Penulisan
Al-Qur’an
A.
Pada Masa
Nabi
Rusulullah mengakat penulis
para penulis wahyu dari sahabat-sahabat terkemuka, seperti Ali, Muawiyah, ‘Ubai
bin K’ab, dan Zaid bin Sabit. Mereka menyebut bahwa Zaid bin Sabit adalah orang
yang terakhir kali membaca Al-Qur'an dihadapan Nabi diantara mereka yang
tersebut diatas. Bila ayat turun Rusulullah memerintah menuliskan dan
menunjukan tempat ayat tersebut dalam surat, sehingga penulisan pada lembaran
tersebtu membantu penghafalan dalam hati. Disamping itu sebagian sahabatpun
menuliskan Al-qur’an atas kemauan mereka sendiri, tanpa diperinyah Nabi. Karna
keterbatasan alat-alat tuis, maka mereka hanya dapat menulis pada pelepah
kurma, lempengan batu, daun lontar, kulit atau daun kayu, pelana, potongan
tulang belulang. Zaid bin Sabit berkata “Kami menyusun Al-qur’an dihadapan
Rasulullah pada kulit binatang”.
Tulisan-tulisan Al-Qur'an
pada masa Nabi tidak terkumpul pada satu mushaf, yang ada pada seorang belum
tentu dimiliki orang yang lain.
Rasulullah pulang ke
rahmatullah disaat Al-Qur'an telah dihafal dan dituis dengan ayat-ayat dan
surah-surah dipisah-pisahkan, atau ditertibkan ditertibkan ayat-ayatnya saja
dan setiap surat berada dalam satu lembaran secara terpisah dan dalam tujuh
huruf, tetapi Al-Qur'an belum dikumpulkan secara menyeluruh.
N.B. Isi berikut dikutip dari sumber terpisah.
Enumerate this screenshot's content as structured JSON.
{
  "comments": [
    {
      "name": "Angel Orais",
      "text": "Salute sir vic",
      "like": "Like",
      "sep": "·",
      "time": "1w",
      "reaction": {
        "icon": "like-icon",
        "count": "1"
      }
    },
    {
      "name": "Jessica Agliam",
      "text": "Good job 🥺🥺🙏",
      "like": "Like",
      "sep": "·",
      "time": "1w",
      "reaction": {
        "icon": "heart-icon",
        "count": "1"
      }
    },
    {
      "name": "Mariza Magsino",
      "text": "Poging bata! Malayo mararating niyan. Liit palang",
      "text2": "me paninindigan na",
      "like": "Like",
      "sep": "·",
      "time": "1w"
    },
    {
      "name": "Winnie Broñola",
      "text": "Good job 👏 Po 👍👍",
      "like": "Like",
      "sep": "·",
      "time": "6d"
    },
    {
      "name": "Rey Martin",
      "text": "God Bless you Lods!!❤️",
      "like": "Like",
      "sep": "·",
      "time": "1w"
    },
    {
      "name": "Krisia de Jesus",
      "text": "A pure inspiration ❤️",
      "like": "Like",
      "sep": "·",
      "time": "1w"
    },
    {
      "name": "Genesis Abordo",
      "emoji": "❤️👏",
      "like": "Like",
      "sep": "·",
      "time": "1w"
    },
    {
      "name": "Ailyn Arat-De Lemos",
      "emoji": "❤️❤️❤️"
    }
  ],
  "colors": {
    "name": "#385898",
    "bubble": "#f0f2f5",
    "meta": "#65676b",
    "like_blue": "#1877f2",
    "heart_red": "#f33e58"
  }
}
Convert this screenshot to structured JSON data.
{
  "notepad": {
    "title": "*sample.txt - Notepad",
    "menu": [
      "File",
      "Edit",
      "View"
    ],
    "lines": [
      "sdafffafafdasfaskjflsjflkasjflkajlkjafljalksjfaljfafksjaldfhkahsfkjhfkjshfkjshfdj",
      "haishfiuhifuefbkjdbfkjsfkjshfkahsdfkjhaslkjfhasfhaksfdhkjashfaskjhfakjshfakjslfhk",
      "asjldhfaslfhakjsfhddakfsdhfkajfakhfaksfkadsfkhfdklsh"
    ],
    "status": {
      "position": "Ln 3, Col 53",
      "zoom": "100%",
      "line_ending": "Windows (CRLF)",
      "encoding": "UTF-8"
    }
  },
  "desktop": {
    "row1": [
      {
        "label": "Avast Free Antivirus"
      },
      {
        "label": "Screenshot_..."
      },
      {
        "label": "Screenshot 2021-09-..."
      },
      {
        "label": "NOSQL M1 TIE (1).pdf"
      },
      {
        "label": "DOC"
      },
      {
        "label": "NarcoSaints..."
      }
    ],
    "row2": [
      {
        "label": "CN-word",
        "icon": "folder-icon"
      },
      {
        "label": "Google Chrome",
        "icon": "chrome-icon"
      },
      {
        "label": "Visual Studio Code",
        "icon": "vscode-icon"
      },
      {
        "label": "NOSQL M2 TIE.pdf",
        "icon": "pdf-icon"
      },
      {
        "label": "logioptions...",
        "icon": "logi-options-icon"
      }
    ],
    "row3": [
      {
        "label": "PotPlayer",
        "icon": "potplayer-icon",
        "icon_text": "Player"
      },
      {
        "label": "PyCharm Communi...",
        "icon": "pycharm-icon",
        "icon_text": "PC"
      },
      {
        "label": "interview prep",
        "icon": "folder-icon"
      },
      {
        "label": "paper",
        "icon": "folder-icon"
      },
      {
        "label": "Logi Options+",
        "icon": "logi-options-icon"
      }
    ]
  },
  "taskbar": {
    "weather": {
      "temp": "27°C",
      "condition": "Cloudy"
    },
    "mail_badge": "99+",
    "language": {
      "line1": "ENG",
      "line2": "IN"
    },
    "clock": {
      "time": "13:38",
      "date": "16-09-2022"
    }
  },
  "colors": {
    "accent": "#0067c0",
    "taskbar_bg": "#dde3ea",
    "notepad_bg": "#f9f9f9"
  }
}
Pada saat itu
belum diperlukan membukukan Al-Qur'an karena Nabi masih selalu menanti turunnya
wahyu dari waktu ke waktu. Selain itu juga terkadang terdapat ayat yang
menashik (menghapuskan) sesuatu yang turun sebelumnya. Susunan atau tertib
Al-Qur'an itu tidak berdasar tertib nuzulnya, tetapi setiap ayat yang turun
dituliskan ditempat sesuai petunjuk Nabi. Az-Zarkasyi berkata “Al-Qur'an tidak
dituliskan dalam satu mushaf pada masa Nabi agar ia tidak berubah pada setiap
waktu. Oleh sebab itu, penulisanya dilakukan kemudian sesudah Al-Qur'an turun
semua, yaitu dengan wafatnya Rasulullah”.
Pengumpulan Al-Qur'an dimasa
Nabi ini dinamakan : a) penghafalan, dan b) pembukuan yang pertama.